Why Nigerian Banks Transfer Fails, and How Banks can Eliminate It



Financial Technology (FinTech) describes software or mobile application, and hardware that helps to improve and automate traditional forms of finance for businesses.

FinTech is software that streamlines traditional financial transactions for organizations and consumers, and manages their business processes with latest technologies.

Fintech is making great impacts in financial services especially the banking sector. It helps in driving financial inclusion and cashless policy of the Central Bank of Nigeria.

With your phone you can make cash transfer, make online payment, and can withdraw money at the ATM point without walking into the banking halls.

In Nigeria, bank customers are grappling with bank transfer failures that have characterized Nigerian digital banking. 

In this article, we intend to proffer solution on how Nigerian banks can fix most of the bank transfer failures and reversals which have become prevalent in the nation’s banking sector.

Causes of  Bank Transfer Failures in Nigeria

The reason for transfer failure or error in dispensing cash at the automated teller machine (ATM) is transaction confirmation handshake failure.

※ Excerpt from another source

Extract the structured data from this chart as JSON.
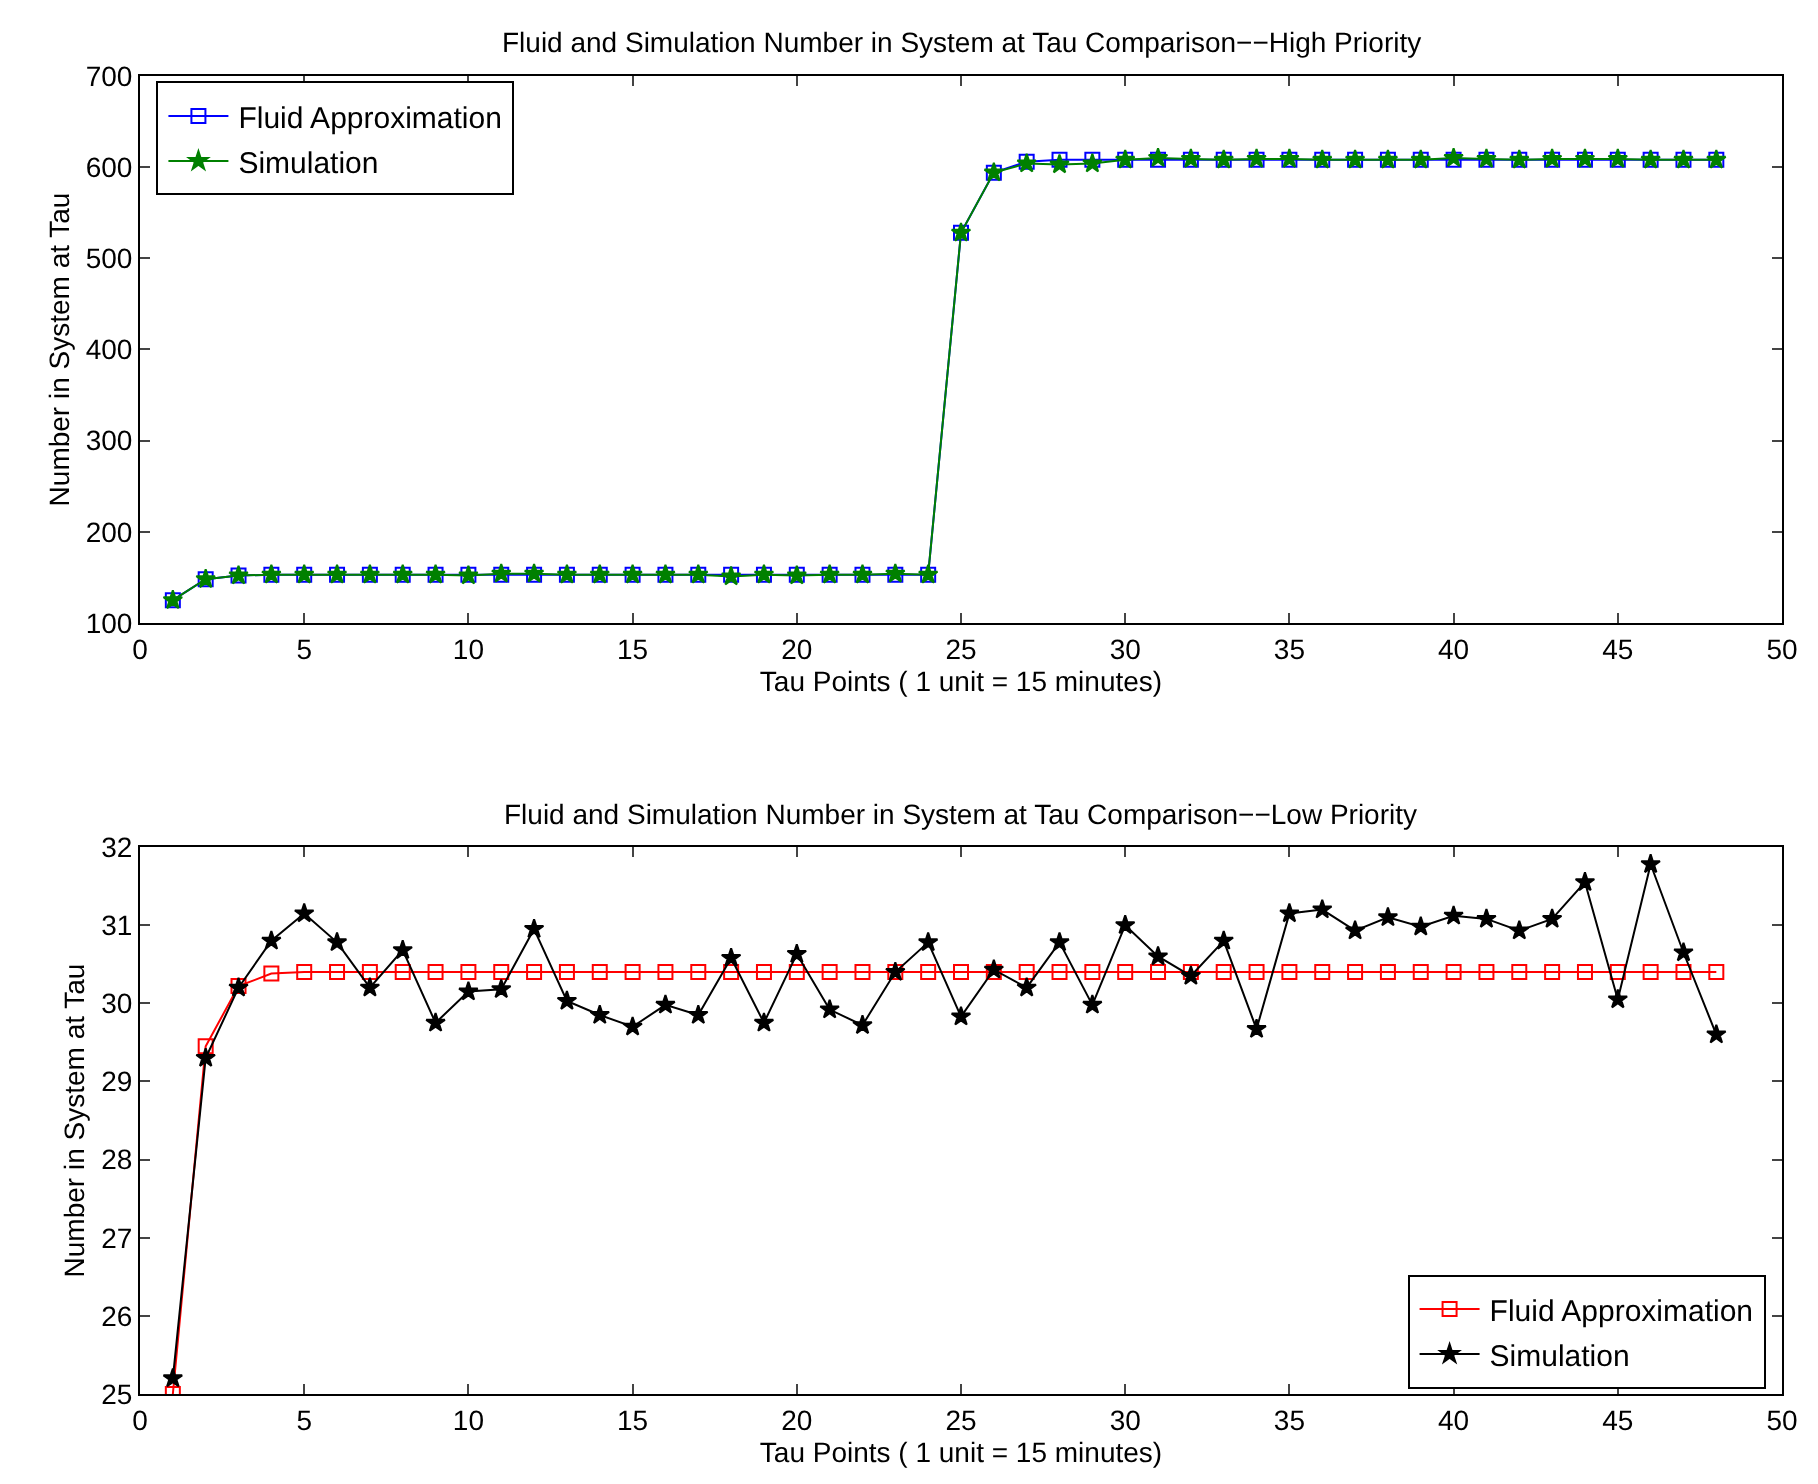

The confirmation handshake failure is as a result of issuing bank server failure, or receiving bank server failure, or the customer’s mobile network failure.

Another reason is that Nigerian  banks adopt “Debit then Pay” system — they debit customer before the ATM dispenses cash. Because it’s debit then pay, if technical glitch occurs in seconds between debiting and depending, the ATM will not pay you despite that you have been “paid” according to the bank’s general ledger. The same thing happens when you make transfer with your mobile device or POS. If that happens at POS terminals where payment fails with the merchant only to notice later that you were actually debited, you u will need to go to the bank hall to request for transaction reversal.

Solutions to Bank Transfer Failures in Nigeria

The banks should deploy latest and strong software, and internet network. It’s despicable that some Nigerian banks’ still use 3G network in their internet banking services.

While internet failure bounds to happen, Nigerian banks should adopt “Pending, Pay then Debit” system, which is obtainable in most advanced economies.

How does this system work?

For instance, in the US, the banks “lock” your money, put a temporary pending status, then pay before debiting  you, making sure you wouldn’t be debited without dispensing of cash or crediting the recipient’s account. For electronic fund transfer, there is a PENDING status (you see that in your online account) before any debit as the bank “warehouses” the fund, making sure the payer (account holder) cannot re-use it.

Notice that it has already sent value to the recipient. Once it establishes the recipient has the value, it moves from PENDING to DEBIT. Where it is unable to deliver value, it aborts the process and returns money to the payer. By doing this, it cannot debit you without serving your purpose; a great system design which works irrespective of network speed. This whole thing takes a short time. And because of it, there is no need for reversal as a confirmation handshake is established with the recipient before you are debited.

We can learn from this, upgrade our system design and get over the failures, irrespective of where the weak links are localized. This system design works for slow and fast networks because it is agnostic of speed, being fully structured to be state-based which means one state has to finish before the next begins, with all happening in seconds.

Yet, technically, there is no way they can pay you when you have no cash because the systems that check balances and release cash are entwined. And 99.99% of the time, the tech does not fail due to many layers of warehousing and redundancies built in. Everyone is happy and technical glitches do not cause bad customer experiences.